The Nobel Prize-winning author, a warm, smiling presence on camera, quickly and unsurprisingly utilises her gift for storytelling. An anecdote about the young Morrison and her sister attempting to chalk a four-letter word with a pebble on to the pavement builds to the moment when their mother catches them.
She widens her eyes as she recalls that the Texas Department of Corrections banned her 1997 novel Paradise because they feared it might incite a riot: “I thought, ‘How powerful is that?’ ”
There are some fascinating autobiographical artefacts. Her grandfather reread the Bible as a “revolutionary act” at a time when it was illegal for African-Americans to be literate. An early memory of a black girl who, during childhood, prayed for blue eyes, inspired Morrison’s first book, The Bluest Eye. After she became the first editor at Random House she came to realise that “navigating a white male world was not threatening, it wasn’t even interesting: I was more interesting than they were.”
As an author she faces repeated attempts to ghettoise her work. A 1973 review of her second book, Sula, in the New York Times suggested Morrison was too talented a writer to “remain a recorder of black provincial life”. “Don’t you get sick of being called a black writer?” asks one interviewer. “I prefer it,” she laughs.
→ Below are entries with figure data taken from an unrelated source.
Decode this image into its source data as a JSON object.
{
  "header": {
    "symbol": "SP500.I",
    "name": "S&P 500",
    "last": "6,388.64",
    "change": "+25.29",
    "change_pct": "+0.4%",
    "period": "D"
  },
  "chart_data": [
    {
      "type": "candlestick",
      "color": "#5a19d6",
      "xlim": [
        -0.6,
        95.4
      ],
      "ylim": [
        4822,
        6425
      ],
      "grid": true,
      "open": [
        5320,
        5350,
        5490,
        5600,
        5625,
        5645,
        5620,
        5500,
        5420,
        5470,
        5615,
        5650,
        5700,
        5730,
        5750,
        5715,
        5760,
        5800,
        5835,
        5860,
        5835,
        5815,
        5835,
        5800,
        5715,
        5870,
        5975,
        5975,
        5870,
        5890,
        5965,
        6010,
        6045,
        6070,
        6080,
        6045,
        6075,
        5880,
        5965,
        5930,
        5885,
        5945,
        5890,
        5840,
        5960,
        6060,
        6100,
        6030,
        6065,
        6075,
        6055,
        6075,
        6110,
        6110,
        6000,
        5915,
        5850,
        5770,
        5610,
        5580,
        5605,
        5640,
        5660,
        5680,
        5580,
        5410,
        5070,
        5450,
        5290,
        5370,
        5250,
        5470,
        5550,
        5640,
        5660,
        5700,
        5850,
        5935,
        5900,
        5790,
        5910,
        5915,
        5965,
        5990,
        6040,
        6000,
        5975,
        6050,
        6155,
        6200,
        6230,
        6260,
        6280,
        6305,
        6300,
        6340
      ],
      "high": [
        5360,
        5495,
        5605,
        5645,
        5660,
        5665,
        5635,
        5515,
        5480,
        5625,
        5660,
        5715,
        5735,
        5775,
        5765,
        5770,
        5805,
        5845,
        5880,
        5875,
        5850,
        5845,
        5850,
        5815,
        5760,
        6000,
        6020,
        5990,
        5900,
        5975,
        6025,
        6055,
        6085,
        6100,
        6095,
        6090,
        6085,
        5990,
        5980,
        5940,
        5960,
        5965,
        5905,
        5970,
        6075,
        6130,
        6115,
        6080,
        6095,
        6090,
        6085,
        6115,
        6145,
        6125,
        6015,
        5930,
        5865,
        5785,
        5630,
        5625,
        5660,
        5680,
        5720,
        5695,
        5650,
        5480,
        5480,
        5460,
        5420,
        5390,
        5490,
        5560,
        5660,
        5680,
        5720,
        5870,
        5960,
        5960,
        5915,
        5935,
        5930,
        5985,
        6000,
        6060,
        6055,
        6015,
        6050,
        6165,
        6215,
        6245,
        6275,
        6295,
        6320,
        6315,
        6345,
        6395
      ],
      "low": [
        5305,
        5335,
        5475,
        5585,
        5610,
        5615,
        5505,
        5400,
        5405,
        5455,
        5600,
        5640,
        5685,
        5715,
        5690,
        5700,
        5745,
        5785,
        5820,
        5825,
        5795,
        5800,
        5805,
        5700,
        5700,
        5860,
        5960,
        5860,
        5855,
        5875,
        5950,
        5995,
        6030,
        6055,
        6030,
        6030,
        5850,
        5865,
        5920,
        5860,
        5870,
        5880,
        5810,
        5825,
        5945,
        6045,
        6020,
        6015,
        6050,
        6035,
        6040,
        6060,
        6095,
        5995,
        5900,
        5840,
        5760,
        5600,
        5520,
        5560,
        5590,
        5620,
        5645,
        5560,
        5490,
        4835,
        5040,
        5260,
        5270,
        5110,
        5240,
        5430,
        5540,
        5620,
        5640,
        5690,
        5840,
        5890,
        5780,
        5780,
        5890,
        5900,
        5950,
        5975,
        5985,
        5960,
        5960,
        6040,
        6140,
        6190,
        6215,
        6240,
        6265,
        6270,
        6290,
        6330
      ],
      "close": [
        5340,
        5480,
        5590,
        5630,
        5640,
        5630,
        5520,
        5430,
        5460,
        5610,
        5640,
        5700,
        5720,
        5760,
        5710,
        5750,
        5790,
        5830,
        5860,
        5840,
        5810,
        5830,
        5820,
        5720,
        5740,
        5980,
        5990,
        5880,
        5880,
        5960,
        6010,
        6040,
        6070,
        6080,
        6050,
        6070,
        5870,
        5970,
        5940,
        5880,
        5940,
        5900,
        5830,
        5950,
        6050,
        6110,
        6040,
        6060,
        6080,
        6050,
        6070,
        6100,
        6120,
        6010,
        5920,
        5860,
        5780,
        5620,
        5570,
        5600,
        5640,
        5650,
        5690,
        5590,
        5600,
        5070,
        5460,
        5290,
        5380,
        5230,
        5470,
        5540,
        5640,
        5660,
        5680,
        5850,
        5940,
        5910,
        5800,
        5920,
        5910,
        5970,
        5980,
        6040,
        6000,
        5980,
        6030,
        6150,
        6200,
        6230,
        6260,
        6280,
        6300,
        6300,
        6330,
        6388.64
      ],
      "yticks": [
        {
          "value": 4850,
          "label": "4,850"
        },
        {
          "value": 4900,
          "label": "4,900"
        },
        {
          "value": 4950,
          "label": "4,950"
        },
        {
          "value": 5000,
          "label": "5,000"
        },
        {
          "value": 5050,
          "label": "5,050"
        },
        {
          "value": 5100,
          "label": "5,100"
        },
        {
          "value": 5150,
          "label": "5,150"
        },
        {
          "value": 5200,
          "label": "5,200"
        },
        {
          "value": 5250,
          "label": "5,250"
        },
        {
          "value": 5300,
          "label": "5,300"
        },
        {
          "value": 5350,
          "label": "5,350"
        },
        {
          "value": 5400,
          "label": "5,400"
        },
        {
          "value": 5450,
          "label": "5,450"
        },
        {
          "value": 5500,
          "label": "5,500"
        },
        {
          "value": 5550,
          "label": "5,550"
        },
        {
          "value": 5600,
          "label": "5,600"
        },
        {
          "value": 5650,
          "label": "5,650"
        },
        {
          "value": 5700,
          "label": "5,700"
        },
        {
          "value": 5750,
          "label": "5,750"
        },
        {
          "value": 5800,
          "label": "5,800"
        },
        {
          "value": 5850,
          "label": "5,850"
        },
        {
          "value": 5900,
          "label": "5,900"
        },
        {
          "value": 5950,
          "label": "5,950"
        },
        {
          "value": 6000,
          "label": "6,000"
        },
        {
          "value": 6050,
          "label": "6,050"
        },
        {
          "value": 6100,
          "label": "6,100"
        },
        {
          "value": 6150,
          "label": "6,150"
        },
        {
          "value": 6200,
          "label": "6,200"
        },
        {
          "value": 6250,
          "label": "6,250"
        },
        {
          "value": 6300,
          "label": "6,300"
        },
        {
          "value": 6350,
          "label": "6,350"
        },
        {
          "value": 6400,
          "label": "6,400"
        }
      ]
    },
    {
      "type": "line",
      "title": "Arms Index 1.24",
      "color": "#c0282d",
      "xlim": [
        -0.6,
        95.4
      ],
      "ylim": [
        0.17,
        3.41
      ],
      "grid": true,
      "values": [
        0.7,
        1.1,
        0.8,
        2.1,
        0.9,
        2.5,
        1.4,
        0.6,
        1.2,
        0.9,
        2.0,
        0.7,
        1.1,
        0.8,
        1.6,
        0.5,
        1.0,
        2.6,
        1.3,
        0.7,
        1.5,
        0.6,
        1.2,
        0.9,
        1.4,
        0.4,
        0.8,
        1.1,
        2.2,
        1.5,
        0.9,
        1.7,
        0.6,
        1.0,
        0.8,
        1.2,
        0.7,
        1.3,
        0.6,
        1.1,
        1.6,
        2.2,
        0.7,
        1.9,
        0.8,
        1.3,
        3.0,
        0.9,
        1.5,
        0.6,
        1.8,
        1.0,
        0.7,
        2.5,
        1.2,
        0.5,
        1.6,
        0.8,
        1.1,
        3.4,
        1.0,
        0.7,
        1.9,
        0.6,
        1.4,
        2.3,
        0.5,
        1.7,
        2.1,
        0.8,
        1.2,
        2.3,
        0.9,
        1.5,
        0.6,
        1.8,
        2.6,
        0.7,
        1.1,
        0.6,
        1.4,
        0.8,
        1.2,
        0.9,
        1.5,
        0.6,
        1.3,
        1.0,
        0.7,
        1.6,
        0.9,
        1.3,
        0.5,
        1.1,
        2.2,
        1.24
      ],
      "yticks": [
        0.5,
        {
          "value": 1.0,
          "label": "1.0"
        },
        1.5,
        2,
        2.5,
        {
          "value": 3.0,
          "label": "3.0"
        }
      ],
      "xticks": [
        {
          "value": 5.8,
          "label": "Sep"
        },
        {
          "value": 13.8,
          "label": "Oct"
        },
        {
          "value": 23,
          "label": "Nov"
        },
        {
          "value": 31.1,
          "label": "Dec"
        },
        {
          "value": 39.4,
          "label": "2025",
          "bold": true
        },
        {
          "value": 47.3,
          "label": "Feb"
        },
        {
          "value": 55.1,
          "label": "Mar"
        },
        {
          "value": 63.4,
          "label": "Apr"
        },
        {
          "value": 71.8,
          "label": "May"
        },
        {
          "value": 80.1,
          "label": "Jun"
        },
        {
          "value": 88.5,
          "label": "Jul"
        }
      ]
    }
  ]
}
Greenfield-Sanders film is not as structurally daring as its subject, but it makes great use of archive and text alongside its talking heads. Many of the contributors, including Oprah Winfrey – who promoted Morrison’s novels through her Book Club and who starred in Jonathan Demme’s film adaptation of Morrison’s Beloved – have gathered to worship. Fair enough in the circumstances.